Mortgage loan schemes can be conversely used to fight depreciation of CIBIL scores due to unpaid debts. Customers with detailed information on how to get out of a debt trap using loan against property can avail this scheme timely and clear past credit lines.
- Work History: Individuals employed with government or reputed private organizations usually have better chances of loan approval since they have a stable source of income.
- Debt-to-Income Ratio: Once the loan against the property process is completed as well as documentation, lenders look into the debt-to-income ratio of the applicant. This is the ratio of income generated by an individual to his or her overall debt repayment expense.
- Age of Applicant: Age is a crucial factor since younger applicants have a better chance of repayment with more number of years ahead of them. It thus influences the rate of interest offered to an applicant.
- Property Details: While there are many things applicants need to know before applying for a loan against property scheme, a crucial factor is the property itself. Lenders consider details like the age of a property, location, assets, etc. and then estimate its value. This factor affects the loan amount as well as the rate of interest.
While the above factors are considered by lenders, they also offer convenient eligibility criteria as well as easy loans against the property process for a hassle-free customer experience. Financial institutions even bring you pre-approved offers that make availing loans against property quick and easy.

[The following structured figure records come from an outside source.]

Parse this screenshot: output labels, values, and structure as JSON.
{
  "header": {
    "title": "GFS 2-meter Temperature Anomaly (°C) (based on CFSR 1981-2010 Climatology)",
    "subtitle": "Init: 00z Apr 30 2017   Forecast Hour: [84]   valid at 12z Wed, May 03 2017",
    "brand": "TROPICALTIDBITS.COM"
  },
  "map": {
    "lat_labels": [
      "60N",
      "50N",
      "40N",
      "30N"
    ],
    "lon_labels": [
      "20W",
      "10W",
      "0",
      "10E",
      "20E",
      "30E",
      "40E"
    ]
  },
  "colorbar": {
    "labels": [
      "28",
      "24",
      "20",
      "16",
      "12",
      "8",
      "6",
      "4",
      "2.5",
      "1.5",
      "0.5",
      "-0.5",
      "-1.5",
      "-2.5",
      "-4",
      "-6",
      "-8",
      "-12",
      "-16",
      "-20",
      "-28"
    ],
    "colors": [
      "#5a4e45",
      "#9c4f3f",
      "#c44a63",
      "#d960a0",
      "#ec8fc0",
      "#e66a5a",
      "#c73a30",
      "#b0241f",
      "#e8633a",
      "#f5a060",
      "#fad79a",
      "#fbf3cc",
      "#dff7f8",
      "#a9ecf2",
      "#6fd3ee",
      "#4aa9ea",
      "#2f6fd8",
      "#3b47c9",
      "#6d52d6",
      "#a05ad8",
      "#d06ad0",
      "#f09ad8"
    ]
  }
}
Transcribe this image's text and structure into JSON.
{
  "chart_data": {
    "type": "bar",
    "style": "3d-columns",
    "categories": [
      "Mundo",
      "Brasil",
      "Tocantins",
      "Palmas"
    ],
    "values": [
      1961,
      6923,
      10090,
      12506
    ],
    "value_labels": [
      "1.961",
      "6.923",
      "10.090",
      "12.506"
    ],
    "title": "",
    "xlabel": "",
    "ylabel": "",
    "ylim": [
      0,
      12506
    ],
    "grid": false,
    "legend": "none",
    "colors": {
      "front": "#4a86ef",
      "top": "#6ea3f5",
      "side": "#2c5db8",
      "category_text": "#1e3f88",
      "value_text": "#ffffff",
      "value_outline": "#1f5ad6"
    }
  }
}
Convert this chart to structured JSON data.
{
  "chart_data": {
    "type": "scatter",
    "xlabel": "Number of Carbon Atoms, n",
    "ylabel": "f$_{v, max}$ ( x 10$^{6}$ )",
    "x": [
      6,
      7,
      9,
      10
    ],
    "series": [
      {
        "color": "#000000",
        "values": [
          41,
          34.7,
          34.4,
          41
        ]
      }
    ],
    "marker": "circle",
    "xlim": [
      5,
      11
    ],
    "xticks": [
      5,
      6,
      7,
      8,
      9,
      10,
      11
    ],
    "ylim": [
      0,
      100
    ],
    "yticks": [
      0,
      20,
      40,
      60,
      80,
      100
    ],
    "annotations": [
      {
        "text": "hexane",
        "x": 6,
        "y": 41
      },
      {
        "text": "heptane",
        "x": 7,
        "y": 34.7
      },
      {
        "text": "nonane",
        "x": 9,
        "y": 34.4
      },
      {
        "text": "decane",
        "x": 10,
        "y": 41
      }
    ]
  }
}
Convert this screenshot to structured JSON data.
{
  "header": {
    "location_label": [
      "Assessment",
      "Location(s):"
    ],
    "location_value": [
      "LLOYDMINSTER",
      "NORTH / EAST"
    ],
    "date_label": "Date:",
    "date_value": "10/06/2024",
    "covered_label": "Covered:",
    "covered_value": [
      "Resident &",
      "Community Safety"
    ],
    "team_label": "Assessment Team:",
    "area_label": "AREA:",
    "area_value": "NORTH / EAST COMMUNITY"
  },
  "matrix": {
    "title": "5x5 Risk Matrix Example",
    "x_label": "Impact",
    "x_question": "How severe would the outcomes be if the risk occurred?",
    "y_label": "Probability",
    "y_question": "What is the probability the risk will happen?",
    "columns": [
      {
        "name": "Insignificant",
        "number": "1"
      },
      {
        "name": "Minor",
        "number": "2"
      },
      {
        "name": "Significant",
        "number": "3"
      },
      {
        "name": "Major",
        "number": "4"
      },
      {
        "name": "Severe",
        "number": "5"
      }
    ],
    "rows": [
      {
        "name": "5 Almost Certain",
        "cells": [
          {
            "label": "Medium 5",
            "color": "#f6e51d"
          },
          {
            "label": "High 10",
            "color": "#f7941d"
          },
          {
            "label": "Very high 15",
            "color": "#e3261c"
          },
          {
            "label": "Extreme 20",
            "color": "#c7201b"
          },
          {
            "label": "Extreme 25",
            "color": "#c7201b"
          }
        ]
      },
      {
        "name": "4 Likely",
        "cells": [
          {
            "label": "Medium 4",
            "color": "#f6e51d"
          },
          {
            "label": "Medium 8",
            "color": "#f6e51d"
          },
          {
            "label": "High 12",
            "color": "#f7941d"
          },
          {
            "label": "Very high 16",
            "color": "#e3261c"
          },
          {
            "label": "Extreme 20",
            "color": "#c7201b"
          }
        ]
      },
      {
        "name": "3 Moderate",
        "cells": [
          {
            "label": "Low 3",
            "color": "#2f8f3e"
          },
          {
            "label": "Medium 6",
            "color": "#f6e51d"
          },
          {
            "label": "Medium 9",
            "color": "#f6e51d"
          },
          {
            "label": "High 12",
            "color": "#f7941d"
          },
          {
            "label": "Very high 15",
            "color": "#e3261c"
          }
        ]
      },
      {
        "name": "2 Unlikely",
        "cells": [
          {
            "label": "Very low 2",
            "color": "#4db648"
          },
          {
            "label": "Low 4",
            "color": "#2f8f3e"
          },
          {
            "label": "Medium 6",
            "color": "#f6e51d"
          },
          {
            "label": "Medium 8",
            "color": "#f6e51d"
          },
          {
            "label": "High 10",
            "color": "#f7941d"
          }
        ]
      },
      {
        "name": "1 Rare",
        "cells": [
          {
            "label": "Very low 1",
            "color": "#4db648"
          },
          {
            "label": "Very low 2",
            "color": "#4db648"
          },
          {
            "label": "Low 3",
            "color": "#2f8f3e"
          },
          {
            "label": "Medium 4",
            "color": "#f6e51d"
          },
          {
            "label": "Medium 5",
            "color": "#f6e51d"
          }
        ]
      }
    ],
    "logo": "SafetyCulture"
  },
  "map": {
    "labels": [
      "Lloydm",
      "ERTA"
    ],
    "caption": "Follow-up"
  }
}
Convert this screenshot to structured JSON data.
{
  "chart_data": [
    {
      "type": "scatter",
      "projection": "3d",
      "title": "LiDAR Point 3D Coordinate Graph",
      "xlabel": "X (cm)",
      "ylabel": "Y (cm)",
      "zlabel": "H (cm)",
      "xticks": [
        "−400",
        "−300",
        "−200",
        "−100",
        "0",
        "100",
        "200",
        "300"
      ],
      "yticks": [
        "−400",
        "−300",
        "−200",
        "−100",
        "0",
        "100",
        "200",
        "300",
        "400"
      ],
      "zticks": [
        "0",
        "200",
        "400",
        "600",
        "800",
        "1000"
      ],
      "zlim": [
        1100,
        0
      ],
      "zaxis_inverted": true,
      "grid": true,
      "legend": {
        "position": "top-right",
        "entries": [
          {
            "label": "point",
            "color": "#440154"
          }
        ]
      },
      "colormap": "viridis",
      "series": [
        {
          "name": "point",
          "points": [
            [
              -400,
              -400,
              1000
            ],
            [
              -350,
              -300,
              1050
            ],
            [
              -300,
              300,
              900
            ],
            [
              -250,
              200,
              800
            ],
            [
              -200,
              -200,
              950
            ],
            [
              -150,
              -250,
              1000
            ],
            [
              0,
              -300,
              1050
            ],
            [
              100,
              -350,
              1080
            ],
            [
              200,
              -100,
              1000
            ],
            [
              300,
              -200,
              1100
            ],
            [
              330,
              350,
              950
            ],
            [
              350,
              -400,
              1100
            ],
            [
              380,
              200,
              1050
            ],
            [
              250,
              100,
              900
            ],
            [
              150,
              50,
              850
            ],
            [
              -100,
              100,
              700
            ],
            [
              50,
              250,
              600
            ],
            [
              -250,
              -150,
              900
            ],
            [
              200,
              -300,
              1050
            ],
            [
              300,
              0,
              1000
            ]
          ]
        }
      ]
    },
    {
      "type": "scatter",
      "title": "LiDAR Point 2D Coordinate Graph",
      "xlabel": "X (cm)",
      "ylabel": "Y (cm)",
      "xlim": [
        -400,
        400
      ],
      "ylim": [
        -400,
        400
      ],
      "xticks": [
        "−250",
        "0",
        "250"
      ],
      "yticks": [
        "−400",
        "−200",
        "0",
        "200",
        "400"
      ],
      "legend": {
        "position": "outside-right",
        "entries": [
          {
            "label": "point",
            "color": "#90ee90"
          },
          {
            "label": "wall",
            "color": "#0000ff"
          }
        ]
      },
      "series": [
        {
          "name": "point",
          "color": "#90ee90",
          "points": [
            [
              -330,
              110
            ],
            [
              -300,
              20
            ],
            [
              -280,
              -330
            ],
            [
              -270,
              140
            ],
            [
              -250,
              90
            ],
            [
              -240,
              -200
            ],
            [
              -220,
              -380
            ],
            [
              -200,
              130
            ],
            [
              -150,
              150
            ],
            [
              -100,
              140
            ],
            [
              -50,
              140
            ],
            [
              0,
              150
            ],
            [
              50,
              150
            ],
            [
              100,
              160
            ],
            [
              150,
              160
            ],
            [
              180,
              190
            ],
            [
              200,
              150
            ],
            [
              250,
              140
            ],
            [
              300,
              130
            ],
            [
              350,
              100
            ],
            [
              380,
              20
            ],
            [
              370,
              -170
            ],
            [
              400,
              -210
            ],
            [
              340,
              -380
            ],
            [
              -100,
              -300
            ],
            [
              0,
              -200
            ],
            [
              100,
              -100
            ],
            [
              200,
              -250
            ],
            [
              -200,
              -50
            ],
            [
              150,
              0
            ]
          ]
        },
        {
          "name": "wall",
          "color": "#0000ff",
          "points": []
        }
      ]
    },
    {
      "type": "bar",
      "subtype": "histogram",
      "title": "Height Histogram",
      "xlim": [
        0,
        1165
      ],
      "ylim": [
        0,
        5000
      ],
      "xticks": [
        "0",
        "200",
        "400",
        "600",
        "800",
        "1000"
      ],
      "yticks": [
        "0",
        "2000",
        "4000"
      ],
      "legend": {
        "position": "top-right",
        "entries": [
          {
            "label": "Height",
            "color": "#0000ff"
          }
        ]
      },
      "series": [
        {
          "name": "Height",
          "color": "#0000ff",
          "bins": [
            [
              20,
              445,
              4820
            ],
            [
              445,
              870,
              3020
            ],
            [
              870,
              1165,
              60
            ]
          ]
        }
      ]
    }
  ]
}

Pre-approved offers are available on numerous financial products including loans against property, home loans, personal loans, business loans, etc. You can check out your pre-approved offer by providing your name and phone number.
Potential customers with questions like “is mortgage loan interest tax-deductible in India” can be happy with the knowledge of tax deductions depending on their personal incomes and loan availed. Additionally, spouses can even go for joint properties to avail of tax benefits individually. Note that joint loan against property applications will require joint ownership of the property as well.
Subsequently, knowing the vital factors which affect the approval of mortgage loans also ensure customers can plan ahead and qualify for all the requirements. As a result, financial institutions provide simple loans against the property process to ensure customer convenience.